The data subject may be asked to agree implicitly to the disclosure of information about themselves to certain named third parties. In the case of a learner this consent is given when they sign an enrolment form or agree to the terms via an online process. In the case of staff this is implicitly given by signing their employment contract.

Explicit consent

Where sensitive personal data is to be disclosed to a third party, explicit consent must be sought from the data subject before the disclosure can take place. This consent is for the named disclosure and cannot be taken as consent for other or further processing of the data in this way. It needs to be collected each time such a disclosure is to be made.

Data Subject

The Data Subject is the individual who is the subject of personal data. This will include staff, learners, volunteers, suppliers of goods, visitors, contractors, etc.

Data Controller

The Data Controller is the legal person or body who determines the purposes for which and the manner in which any personal data are, or are to be, processed. The Company is the Data Controller.

Data Processor

The Data Processor is any person other than an employee of the Data Controller who processes data on behalf of the Company

Third Party

A Third Party is any person other than the Data Subject, the Data Controller, the Data Processor or other person authorised to process data for the Data Controller.

DBS

Disclosure & Barring Service (http://www.homeoffice.gov.uk/dbs)

  1. Data Protection Policy: Standard Request Form for Access to Dat

Appendix to the Data Protection Policy: Standard Request Form for Access to Data

Shire Aggregates Bulk Ltd

Company

Subject Access Request Form

The Data Protection Act 1998 gives customers, staff suppliers and other users of the Company the right to access personal data relating to themselves that is held by the Company as part of a ‘relevant filing system’ (both in electronic and manual format). Any individual who wishes to access data should apply using this Subject Access Request Form.

The Company needs to be assured of the applicant’s identity before relevant data is released

  • ARE YOU THE DATA SUBJECT?

Yes – are you applying for data the Company holds about you? You will need to supply the Company with evidence of your identity (learner/staff ID card if applicable, proof of address, driving licence, birth certificate (or photocopy) etc.) as well as a signed copy of this form. This is to ensure we only release data to those who have a right to see the information.
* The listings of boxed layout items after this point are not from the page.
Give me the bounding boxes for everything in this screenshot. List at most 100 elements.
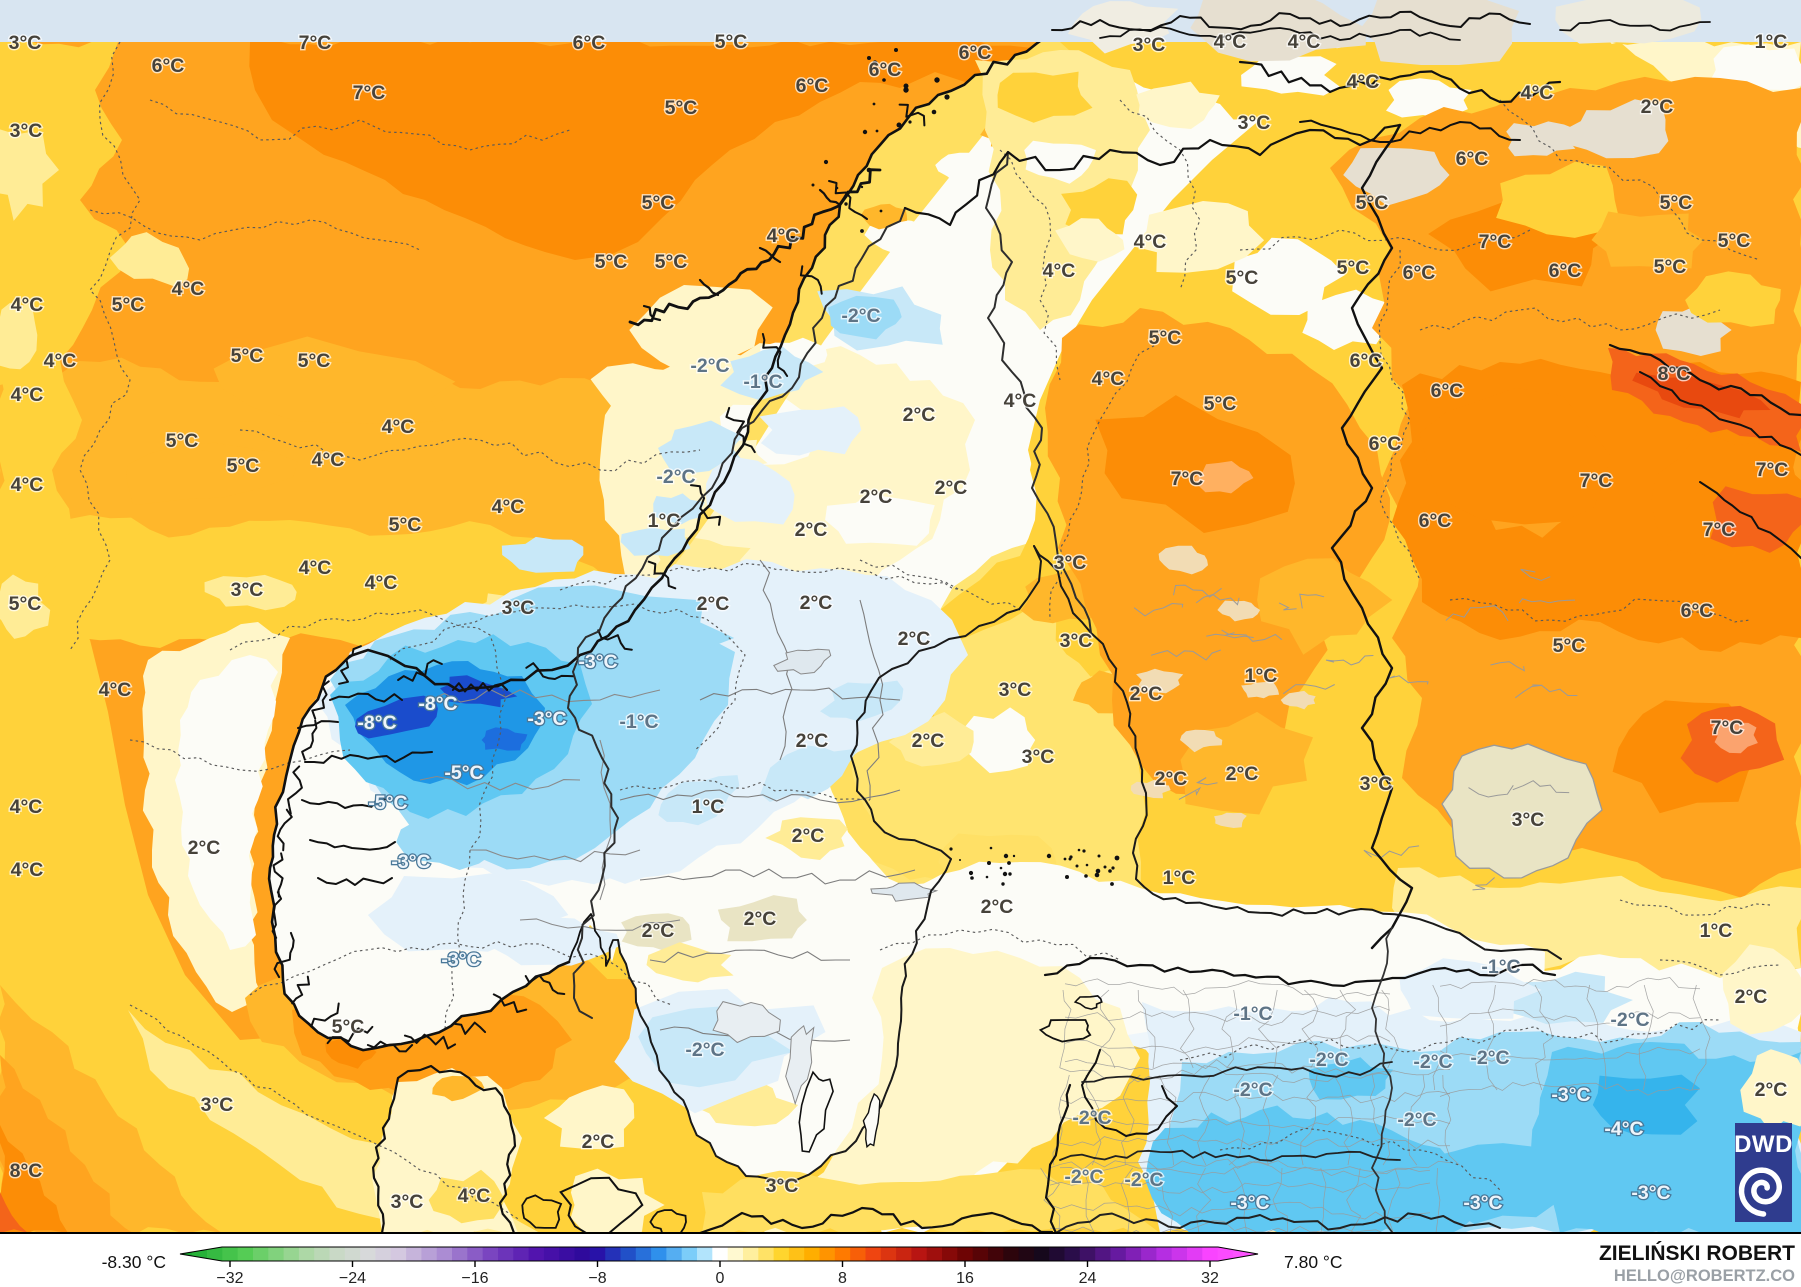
svg-text:6°C: 6°C [796, 75, 829, 97]
svg-text:-2°C: -2°C [656, 466, 695, 488]
svg-text:-2°C: -2°C [1413, 1051, 1452, 1073]
svg-text:4°C: 4°C [1347, 71, 1380, 93]
svg-text:-2°C: -2°C [690, 355, 729, 377]
svg-text:−16: −16 [461, 1270, 488, 1287]
svg-text:2°C: 2°C [642, 920, 675, 942]
svg-text:6°C: 6°C [1350, 350, 1383, 372]
svg-text:-2°C: -2°C [1470, 1047, 1509, 1069]
svg-text:4°C: 4°C [11, 474, 44, 496]
svg-text:7°C: 7°C [1171, 468, 1204, 490]
svg-text:3°C: 3°C [999, 679, 1032, 701]
svg-text:5°C: 5°C [1204, 393, 1237, 415]
svg-text:-3°C: -3°C [1551, 1084, 1590, 1106]
svg-text:-3°C: -3°C [1463, 1192, 1502, 1214]
svg-text:5°C: 5°C [642, 192, 675, 214]
svg-text:4°C: 4°C [365, 572, 398, 594]
svg-text:24: 24 [1079, 1270, 1097, 1287]
svg-text:4°C: 4°C [1214, 31, 1247, 53]
svg-text:4°C: 4°C [299, 557, 332, 579]
svg-text:3°C: 3°C [1360, 773, 1393, 795]
svg-text:-5°C: -5°C [368, 792, 407, 814]
svg-text:-2°C: -2°C [1233, 1079, 1272, 1101]
svg-text:-2°C: -2°C [841, 305, 880, 327]
svg-text:8°C: 8°C [1658, 363, 1691, 385]
svg-text:-1°C: -1°C [619, 711, 658, 733]
svg-text:-1°C: -1°C [1481, 956, 1520, 978]
svg-text:-5°C: -5°C [444, 762, 483, 784]
svg-text:5°C: 5°C [231, 345, 264, 367]
svg-text:5°C: 5°C [1654, 256, 1687, 278]
svg-text:-8°C: -8°C [357, 712, 396, 734]
svg-text:5°C: 5°C [1226, 267, 1259, 289]
svg-text:-2°C: -2°C [1610, 1009, 1649, 1031]
svg-text:1°C: 1°C [1245, 665, 1278, 687]
svg-text:8°C: 8°C [10, 1160, 43, 1182]
svg-text:2°C: 2°C [860, 486, 893, 508]
svg-text:5°C: 5°C [595, 251, 628, 273]
svg-text:3°C: 3°C [502, 597, 535, 619]
svg-text:4°C: 4°C [11, 294, 44, 316]
svg-text:-3°C: -3°C [527, 708, 566, 730]
svg-text:HELLO@ROBERTZ.CO: HELLO@ROBERTZ.CO [1614, 1267, 1795, 1285]
svg-text:-8°C: -8°C [418, 693, 457, 715]
svg-text:-2°C: -2°C [1309, 1049, 1348, 1071]
svg-text:2°C: 2°C [744, 908, 777, 930]
svg-text:7°C: 7°C [353, 82, 386, 104]
svg-text:4°C: 4°C [1004, 390, 1037, 412]
svg-text:5°C: 5°C [227, 455, 260, 477]
svg-text:1°C: 1°C [1755, 31, 1788, 53]
svg-text:4°C: 4°C [767, 225, 800, 247]
svg-text:-1°C: -1°C [1233, 1003, 1272, 1025]
svg-text:5°C: 5°C [332, 1016, 365, 1038]
svg-text:4°C: 4°C [458, 1185, 491, 1207]
svg-text:−32: −32 [216, 1270, 243, 1287]
svg-text:DWD: DWD [1734, 1131, 1793, 1158]
svg-text:4°C: 4°C [1043, 260, 1076, 282]
svg-text:3°C: 3°C [1060, 630, 1093, 652]
svg-text:2°C: 2°C [1755, 1079, 1788, 1101]
svg-text:-3°C: -3°C [391, 851, 430, 873]
svg-text:5°C: 5°C [298, 350, 331, 372]
svg-text:7°C: 7°C [1711, 717, 1744, 739]
svg-text:3°C: 3°C [391, 1191, 424, 1213]
svg-text:2°C: 2°C [1155, 768, 1188, 790]
svg-text:5°C: 5°C [665, 97, 698, 119]
svg-text:3°C: 3°C [10, 120, 43, 142]
svg-text:2°C: 2°C [981, 896, 1014, 918]
svg-text:5°C: 5°C [389, 514, 422, 536]
svg-text:6°C: 6°C [1549, 260, 1582, 282]
svg-text:5°C: 5°C [1718, 230, 1751, 252]
svg-text:2°C: 2°C [1641, 96, 1674, 118]
svg-text:5°C: 5°C [1149, 327, 1182, 349]
svg-text:4°C: 4°C [10, 796, 43, 818]
svg-text:2°C: 2°C [1226, 763, 1259, 785]
svg-text:-1°C: -1°C [743, 371, 782, 393]
svg-text:7°C: 7°C [1756, 459, 1789, 481]
svg-text:4°C: 4°C [1134, 231, 1167, 253]
svg-text:8: 8 [838, 1270, 847, 1287]
svg-text:2°C: 2°C [800, 592, 833, 614]
svg-text:-3°C: -3°C [1230, 1192, 1269, 1214]
svg-text:6°C: 6°C [1369, 433, 1402, 455]
svg-text:-3°C: -3°C [578, 651, 617, 673]
svg-text:3°C: 3°C [766, 1175, 799, 1197]
svg-text:−24: −24 [339, 1270, 366, 1287]
svg-text:6°C: 6°C [152, 55, 185, 77]
svg-text:3°C: 3°C [1512, 809, 1545, 831]
svg-text:5°C: 5°C [1337, 257, 1370, 279]
svg-text:4°C: 4°C [99, 679, 132, 701]
svg-text:7°C: 7°C [1479, 231, 1512, 253]
svg-text:16: 16 [956, 1270, 974, 1287]
svg-text:2°C: 2°C [1735, 986, 1768, 1008]
svg-text:3°C: 3°C [231, 579, 264, 601]
svg-text:4°C: 4°C [172, 278, 205, 300]
svg-text:-2°C: -2°C [1064, 1166, 1103, 1188]
svg-text:4°C: 4°C [1288, 31, 1321, 53]
svg-text:2°C: 2°C [898, 628, 931, 650]
svg-text:1°C: 1°C [1163, 867, 1196, 889]
svg-text:2°C: 2°C [1130, 683, 1163, 705]
svg-text:-8.30 °C: -8.30 °C [102, 1252, 166, 1272]
svg-text:7°C: 7°C [1703, 519, 1736, 541]
svg-text:2°C: 2°C [796, 730, 829, 752]
svg-text:-2°C: -2°C [685, 1039, 724, 1061]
Now complete Q2, 4 and 5 on downloadable form

No – are you acting on behalf of the Data Subject with their written authority? If so, you will need to enclose an original copy of their permission to disclose. This can be a letter which is signed personally by them giving you authority. We must be able to confirm from our records that this request relates to the Data Subject. You will be the applicant. The Data Subject details must be included at Q3.